KAR; HER DEM BEYAZ!!!


Bugünün, yani 28 dakika önce bitmiş olan günün dökümü;
Bu kışın ikinci karını gördük bugün, bir iki gün daha süreceği tahmin ediliyor. Kar beni çok etkiliyor. Anlatamayacağım kadar çok hem de.

Buralardan çokça sıkılmış, bir miktar bunalmış ve bu durumu dile getirmekten, hatta böyle hissediyor olmaktan bile çekinip utanmış bir haldeyken, nankörlük etmekten ölümüne korkarken bu hissiyatımın nankörlük olup olmadığını yıllardır tam çözememişken, kar buraları beyaza boyayıverir. Yalnızca kar, bu denli değişmesine vesile olabilir penceremdeki manzaranın.

11 yıldır bu bahçenin içinde bir binada, tam da aynı manzarayı sadece bir kaç metre farkla kadrajlayan 3 farklı pencerenin arkasında çalışıyorum. Ve tam 9 yıldır aynı bahçenin içindeki bu evde oturuyorum. Yarı açık cezaevim burası benim. Çooook konforlu, sıcak, temiz, güvenli, güzel bahçeli, fazlasıyla tanıdık simalarla dolu. Ama...

Amaaaa nedense bir türlü içine dair olamadığım, ait hissedemediğim, sık sık bağırarak kaçmak istediğim yer. Bir çoklarına göre bana -affedersiniz- "rahatın battığı" yer. Ama durum bu n'apalım! 
Ne bahar çiçekleri ne de itinayla biçilen çimlerimizin, o kadar sulanmaya rağmen bir kaç günlüğüne de olsa sararmayı başarmaları; caanım KAR kadar değiştiremez bahçemizi.

O bahçe ki; her dem yeşil ağaçlarla ve hatta her dem yeşil çalılarla dolu.
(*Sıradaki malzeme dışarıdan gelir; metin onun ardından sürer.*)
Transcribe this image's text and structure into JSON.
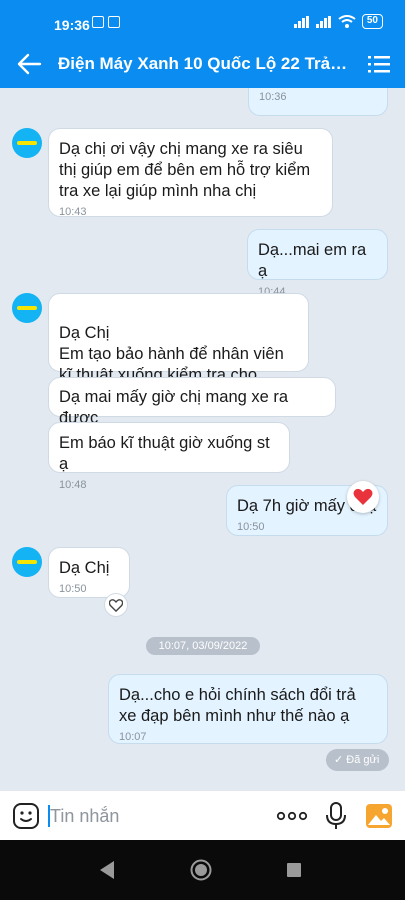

Yani her dem yeşil, her dem her! Bu ağaçların arasında yaşamak biraz sinir bozucu benim için. Canlı değiller sanki, yapma çiçekler olur ya hani hiç solmaz, onun gibi sanki. Tabii şüphesiz, bunları yaratan Rabbimin bildiği var, böyle yaratılmalarının da bir sürü hikmeti var. Lakin bu ağaçların doğal yayılım alanları dağlar, tepeler diye biliyorum. Rakımın sıfır olduğu şehirler değil. Acaba derinden derine, dağ başında yaşıyormuş hissi mi uyandırıyor bu ağaçlar bende. Dolayısıyla da yalnızlık duygumu tetikliyor olabilirler mi? Ondan mı böyle taktım bu mübareklere nedir? Çünkü pikniğe falan gidince hiç de gözüme batmıyorlar, hatta ormanlıklara da bayılırım. Öyle yapay, fazlaca insan eli değip düzenlenmiş piknik yerlerindense ormanda gezmeyi, piknik yapmayı çok severim.
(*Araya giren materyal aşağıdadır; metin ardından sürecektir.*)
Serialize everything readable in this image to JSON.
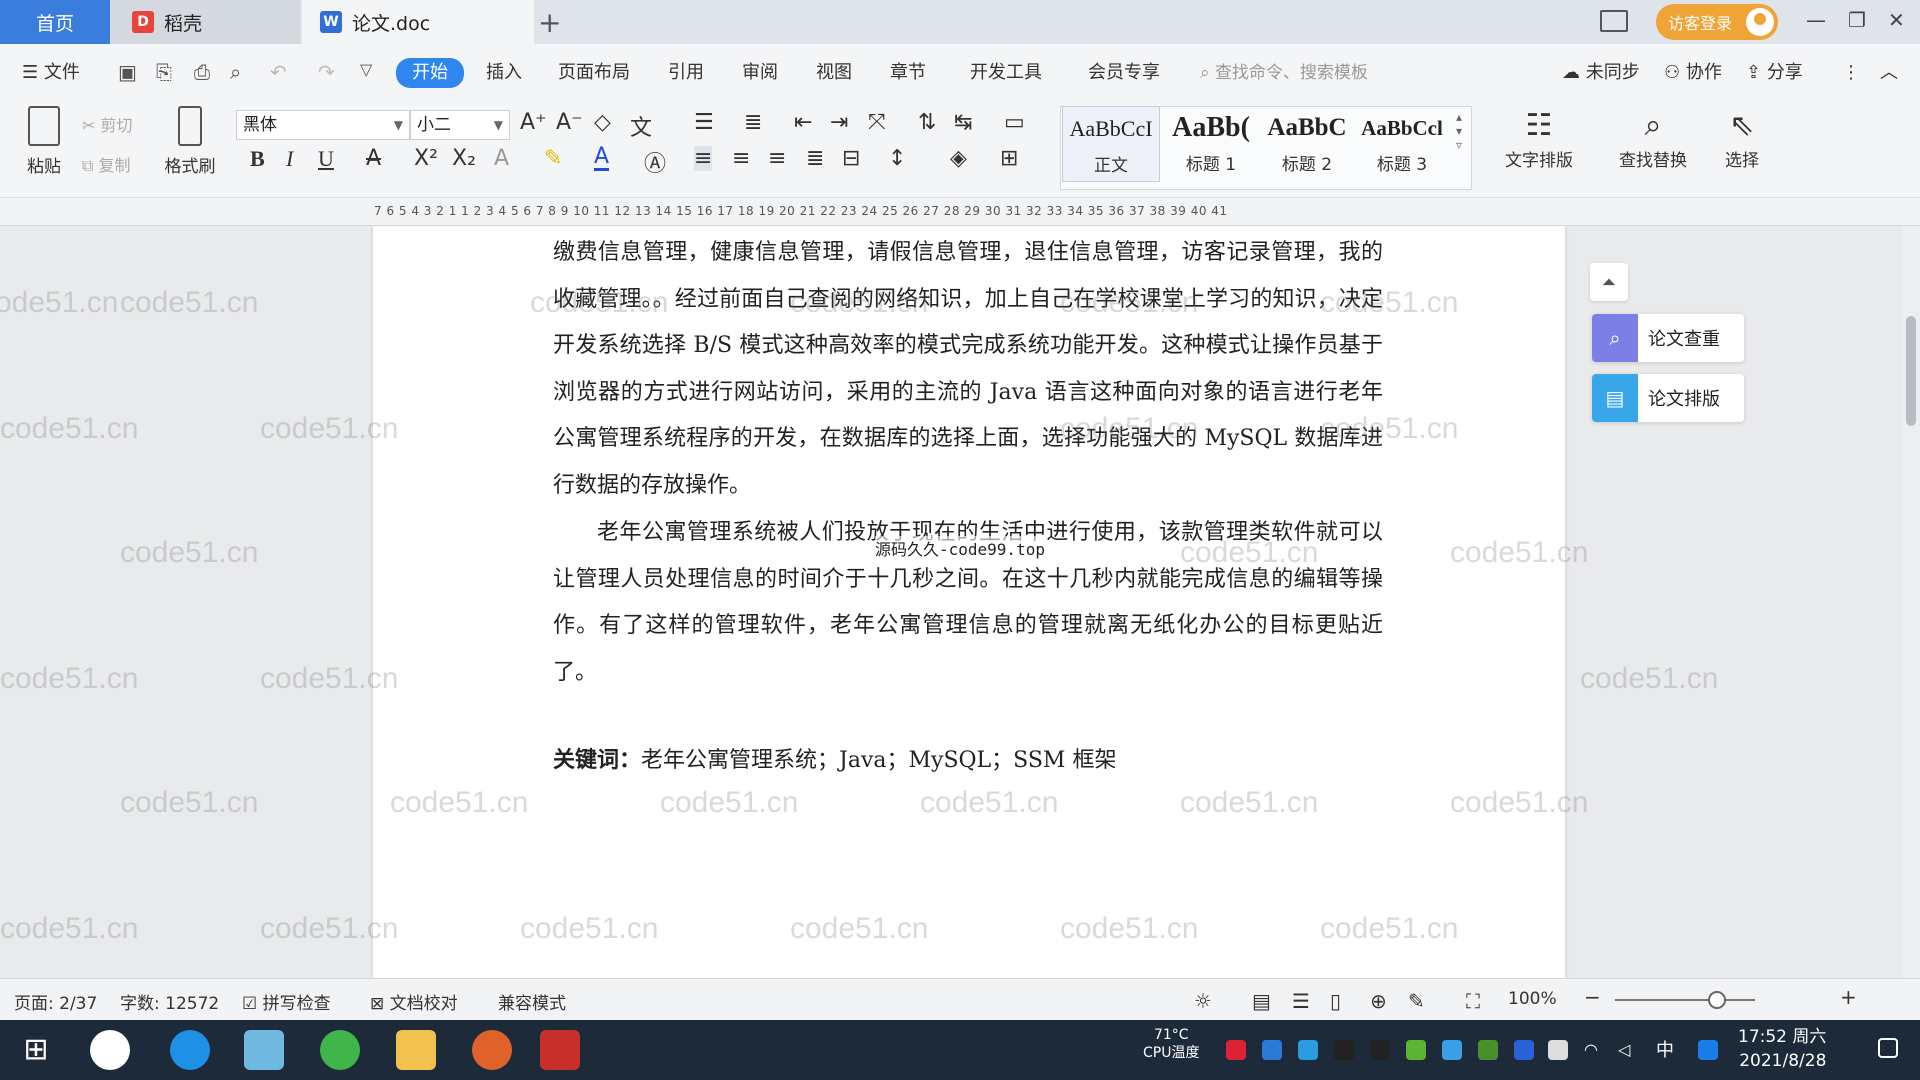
{
  "titlebar": {
    "tabs": [
      {
        "label": "首页"
      },
      {
        "label": "稻壳"
      },
      {
        "label": "论文.doc"
      }
    ],
    "new_tab": "+",
    "login_label": "访客登录"
  },
  "menu": {
    "file": "文件",
    "items": [
      "开始",
      "插入",
      "页面布局",
      "引用",
      "审阅",
      "视图",
      "章节",
      "开发工具",
      "会员专享"
    ],
    "search_placeholder": "查找命令、搜索模板",
    "right": {
      "sync": "未同步",
      "collab": "协作",
      "share": "分享"
    }
  },
  "ribbon": {
    "paste": "粘贴",
    "cut": "剪切",
    "copy": "复制",
    "format_painter": "格式刷",
    "font_name": "黑体",
    "font_size": "小二",
    "styles": [
      {
        "sample": "AaBbCcI",
        "label": "正文"
      },
      {
        "sample": "AaBb(",
        "label": "标题 1"
      },
      {
        "sample": "AaBbC",
        "label": "标题 2"
      },
      {
        "sample": "AaBbCcl",
        "label": "标题 3"
      }
    ],
    "text_layout": "文字排版",
    "find_replace": "查找替换",
    "select": "选择"
  },
  "ruler": {
    "ticks": "7  6  5  4  3  2  1     1  2  3  4  5  6  7  8  9  10  11  12  13  14  15  16  17  18  19  20  21  22  23  24  25  26  27  28  29  30  31  32  33  34  35  36  37  38  39  40  41"
  },
  "document": {
    "paragraph1": "缴费信息管理，健康信息管理，请假信息管理，退住信息管理，访客记录管理，我的收藏管理。。经过前面自己查阅的网络知识，加上自己在学校课堂上学习的知识，决定开发系统选择 B/S 模式这种高效率的模式完成系统功能开发。这种模式让操作员基于浏览器的方式进行网站访问，采用的主流的 Java 语言这种面向对象的语言进行老年公寓管理系统程序的开发，在数据库的选择上面，选择功能强大的 MySQL 数据库进行数据的存放操作。",
    "paragraph2": "老年公寓管理系统被人们投放于现在的生活中进行使用，该款管理类软件就可以让管理人员处理信息的时间介于十几秒之间。在这十几秒内就能完成信息的编辑等操作。有了这样的管理软件，老年公寓管理信息的管理就离无纸化办公的目标更贴近了。",
    "keywords_label": "关键词：",
    "keywords_text": "老年公寓管理系统；Java；MySQL；SSM 框架",
    "center_watermark": "源码久久-code99.top",
    "watermark": "code51.cn"
  },
  "side_panel": {
    "check": "论文查重",
    "layout": "论文排版"
  },
  "statusbar": {
    "page": "页面: 2/37",
    "words": "字数: 12572",
    "spell": "拼写检查",
    "proof": "文档校对",
    "compat": "兼容模式",
    "zoom": "100%"
  },
  "taskbar": {
    "cpu_temp": "71°C",
    "cpu_label": "CPU温度",
    "ime": "中",
    "time": "17:52 周六",
    "date": "2021/8/28"
  },
  "colors": {
    "accent": "#2f86ef",
    "home_tab": "#3b7ddd",
    "login": "#f0a436",
    "taskbar": "#1c2a3a"
  }
}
Velhasıl, buralar bambaşka yerlere dönüşür kar yağınca. O her dem yeşil serviler, çamlar, köknarlar birden beyaza boyanır. Demek ki her dem yeşil değilmişsiniz cicim! Kar yağdı mı renginiz değişirmiş demek. Sonra, yerlerdeki bordürler, kaldırım döşemeleri hepsi kaybolur. Çalılar desen dev pamuk topaklarına dönüşür. İşte bu yüzden  kar beni bu denli mest eder, alır götürür buralardan.

Elbette herkes gibi ben de çocukluktan kalma sepebsiz bir kar sevinci yaşarım ama bir de üstüne sıcacık evimin, kurulu düzenimin rahatını yaşarken buralardan uçup gitme lüksünü de hediye eder kar bana. 

Güya günün dökümünü yazacaktık. Döküle döküle kar döküldü benim satırlarıma da. İyi oldu iyi, yoksa satırlarım da "her dem yeşil"ler gibi hep aynı görünecekti.

KAR ah kar! İyi ki yağdın.
Hamdolsun seni yağdırana, beni böyle çocuklar gibi sevince boğup, tarifsiz duygular yaşatıp, bir de üstüne onları yazma isteğini bana verene.